Professors face class cancellations

Aaron Romero, Copy Editor

Editor’s Note: Requests for comments from Dallas College provosts were not returned for this story.

Over the summer, Dallas College administrators raised the minimum enrollment number for many classes. This change has created issues for adjunct faculty and was detrimental to several professors, especially those within the English for Speakers of Other Languages program. This is just one of the problems the ESOL program has faced this semester.
Minimum enrollment is the minimum number of students that a class section is required to have to be held in a semester. If the minimum enrollment is not met by a certain date before the beginning of the semester, the class is canceled.
Jamileh Stroman, an English for speakers of other languages professor at Brookhaven Campus, said that until the Spring 2020 semester, she would have up to 15 students in a section, but that number has now become the minimum required for her classes to continue.
“I have 10 different classes that were put together to make five classes that I’m paid for,” Stroman said. “I am teaching one class for free because I cannot put those two classes together,” she said.
And combining classes did not always mean simply combining multiple sections of students taking the same course into a larger section. “They gave me a class that is [ESOL 0041] reading and [ESOL 0042] reading, which does not work at all,” Stroman said.
Stroman said ESOL 0041 is a beginner’s reading class where students learn basic vocabulary used in everyday life, while students in ESOL 0042 learn vocabulary for college and university courses.
“It wouldn’t be fair to the 041 [students] because they couldn’t do the work of 042, and it wouldn’t be fair to 042 [students] because they don’t need 041 again,” she said.
Brian McClung, an ESOL and Italian professor at Brookhaven, said he also lost classes due to low enrollment. While he was originally scheduled to teach six sections — three of writing and three of grammar — he is only teaching one of each. He said the situation could have been handled better and that raising the minimum number of students only made things worse. He also said that due to low enrollment very few ESOL classes took place in the summer.
In an email to The Courier, McClung explained the reasoning of the administration. “They said that they were doing this because they needed to ‘run a tight ship’ [be very careful with money] during the pandemic,” he said.
According to The Chronicle of Higher Education, higher education has lost about a tenth of the workers it had before the pandemic, and some programs and degree offerings might be gone for good, even after the distribution of a vaccine for COVID-19.
McClung said he has not had problems moving to online classes because he has been teaching Italian online for many years, but that with ESOL, it is a different story. He said the textbook they are using does not have good online resources. “Some ESOL students don’t really have strong computer skills,” he also said.
ADJUNCTS
Adjunct professors have had an even rougher time. The ESOL program at Brookhaven does not currently have any adjunct faculty due to the small number of classes available, McClung said.
According to the American Association of University Professors’ 2019-2020 report, part-time professors made up 52% of the faculty at institutions in the country. But, according to The Boston Globe, the pandemic has caused thousands of adjuncts across the country to see their careers affected.
Sam Govea, executive dean of the School of Law and Public Service at Brookhaven, said he works with around 100 adjuncts spread across all disciplines.
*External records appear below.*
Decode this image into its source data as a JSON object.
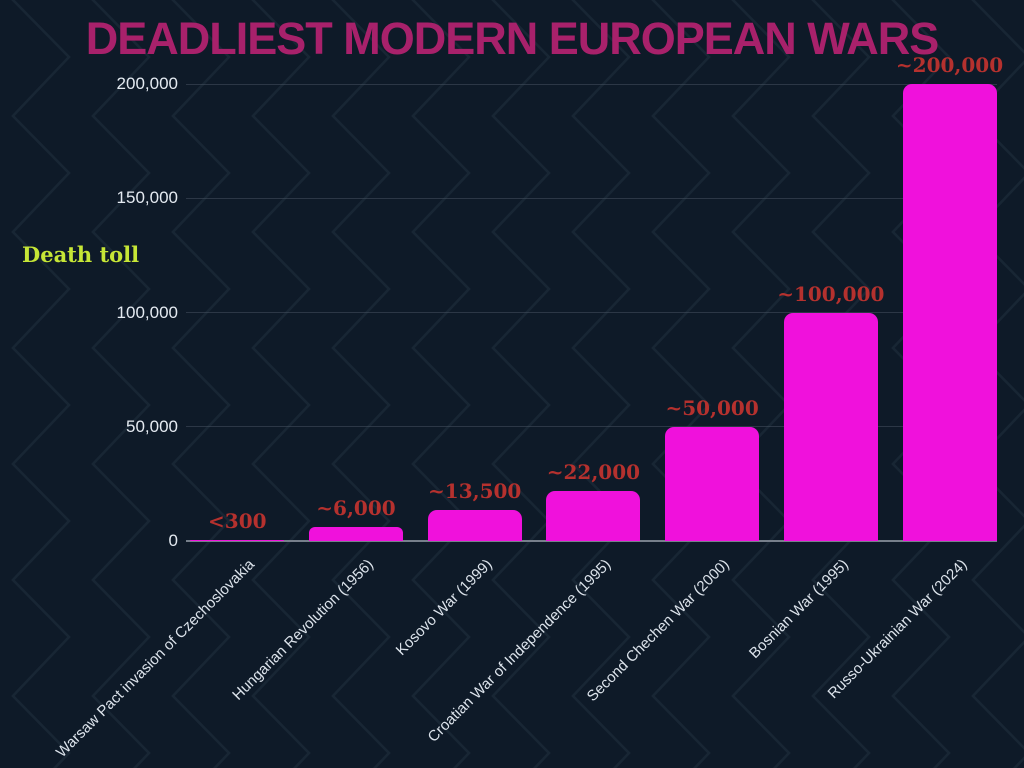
{
  "chart_data": {
    "type": "bar",
    "title": "DEADLIEST MODERN EUROPEAN WARS",
    "ylabel": "Death toll",
    "categories": [
      "Warsaw Pact invasion of Czechoslovakia",
      "Hungarian Revolution (1956)",
      "Kosovo War (1999)",
      "Croatian War of Independence (1995)",
      "Second Chechen War (2000)",
      "Bosnian War (1995)",
      "Russo-Ukrainian War (2024)"
    ],
    "values": [
      300,
      6000,
      13500,
      22000,
      50000,
      100000,
      200000
    ],
    "value_labels": [
      "<300",
      "~6,000",
      "~13,500",
      "~22,000",
      "~50,000",
      "~100,000",
      "~200,000"
    ],
    "yticks": [
      0,
      50000,
      100000,
      150000,
      200000
    ],
    "ytick_labels": [
      "0",
      "50,000",
      "100,000",
      "150,000",
      "200,000"
    ],
    "ylim": [
      0,
      200000
    ],
    "grid": true,
    "legend": "none",
    "colors": {
      "background": "#0E1A28",
      "bar": "#F011DC",
      "value_label": "#B5312E",
      "title": "#A8216B",
      "ylabel_text": "#C6E636",
      "ytick_text": "#E4EAF1",
      "xtick_text": "#DCE3EB",
      "gridline": "#45515F",
      "baseline": "#767F8B",
      "pattern_line": "#7896B4"
    }
  }
}
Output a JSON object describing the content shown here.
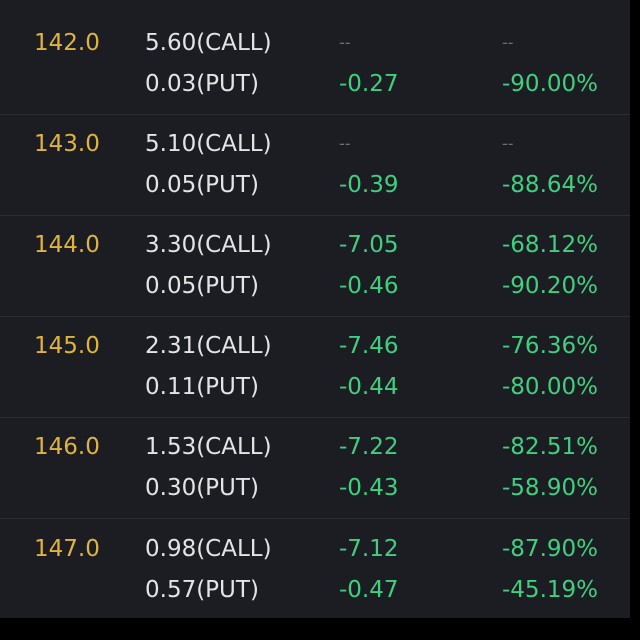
{
  "rows": [
    {
      "strike": "142.0",
      "call": {
        "price": "5.60(CALL)",
        "change": "--",
        "percent": "--"
      },
      "put": {
        "price": "0.03(PUT)",
        "change": "-0.27",
        "percent": "-90.00%"
      }
    },
    {
      "strike": "143.0",
      "call": {
        "price": "5.10(CALL)",
        "change": "--",
        "percent": "--"
      },
      "put": {
        "price": "0.05(PUT)",
        "change": "-0.39",
        "percent": "-88.64%"
      }
    },
    {
      "strike": "144.0",
      "call": {
        "price": "3.30(CALL)",
        "change": "-7.05",
        "percent": "-68.12%"
      },
      "put": {
        "price": "0.05(PUT)",
        "change": "-0.46",
        "percent": "-90.20%"
      }
    },
    {
      "strike": "145.0",
      "call": {
        "price": "2.31(CALL)",
        "change": "-7.46",
        "percent": "-76.36%"
      },
      "put": {
        "price": "0.11(PUT)",
        "change": "-0.44",
        "percent": "-80.00%"
      }
    },
    {
      "strike": "146.0",
      "call": {
        "price": "1.53(CALL)",
        "change": "-7.22",
        "percent": "-82.51%"
      },
      "put": {
        "price": "0.30(PUT)",
        "change": "-0.43",
        "percent": "-58.90%"
      }
    },
    {
      "strike": "147.0",
      "call": {
        "price": "0.98(CALL)",
        "change": "-7.12",
        "percent": "-87.90%"
      },
      "put": {
        "price": "0.57(PUT)",
        "change": "-0.47",
        "percent": "-45.19%"
      }
    }
  ],
  "colors": {
    "background": "#1c1d22",
    "strike": "#e0b43a",
    "price": "#e4e4e6",
    "change_negative": "#3fd07f",
    "placeholder": "#6d6f78"
  }
}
Most of them teach history, psychology and government, which are the courses with highest enrollment.
“The adjuncts may not have gotten as many classes this semester as they typically would have,” Govea said. He attributes this to full-time teachers not being confined to time frames, or class periods, that prevented them from teaching more hours. “As a result, more of our full-timers are getting to teach extra classes, which is great, because they have always wanted to teach extra classes. But that means that our part-time instructors do not get as many classes because the full-timers are getting them,” he said.
However, Govea said, his faculty had more total enrollment than ever this semester, and several of their classes reached their caps of 37 students. “There’s this idea that online is easier,” Govea said. “So I think, for some folks, when the decision was made that this is going to go online, they thought, ‘Oh, open book tests. Wow. OK, I can do that.’”
SPECIAL CHALLENGES FOR ESOL
Along with the pandemic, the ESOL program has faced special challenges of its own. Guidelines established by the Student and Exchange Visitor Program in July raised questions about whether international students could stay in the U.S., which deeply affected the ESOL program. “Some of my students that I’m teaching right now are actually physically in Brazil, Korea [or] Turkey,” Stroman said. “They are not even here in the U.S., so it has been detrimental for enrollment in our program.”
This is on top of the broader challenges teaching online poses to many professors, such as Stroman, who has taught in person for many years. Stroman said she schedules long sessions with Brookhaven’s IT staff to be more effective online.
“I am not a technology person,” she said. “And I really did not have the skills for that, but I am working very hard to get them.”
Stroman said she is trying to reinvent herself in the face of the current situation. She said she has been studying to teach Spanish since this summer. “If ESOL classes continue to be canceled and put together in a way that is not good for the students,” Stroman said, “I am preparing to teach something else.”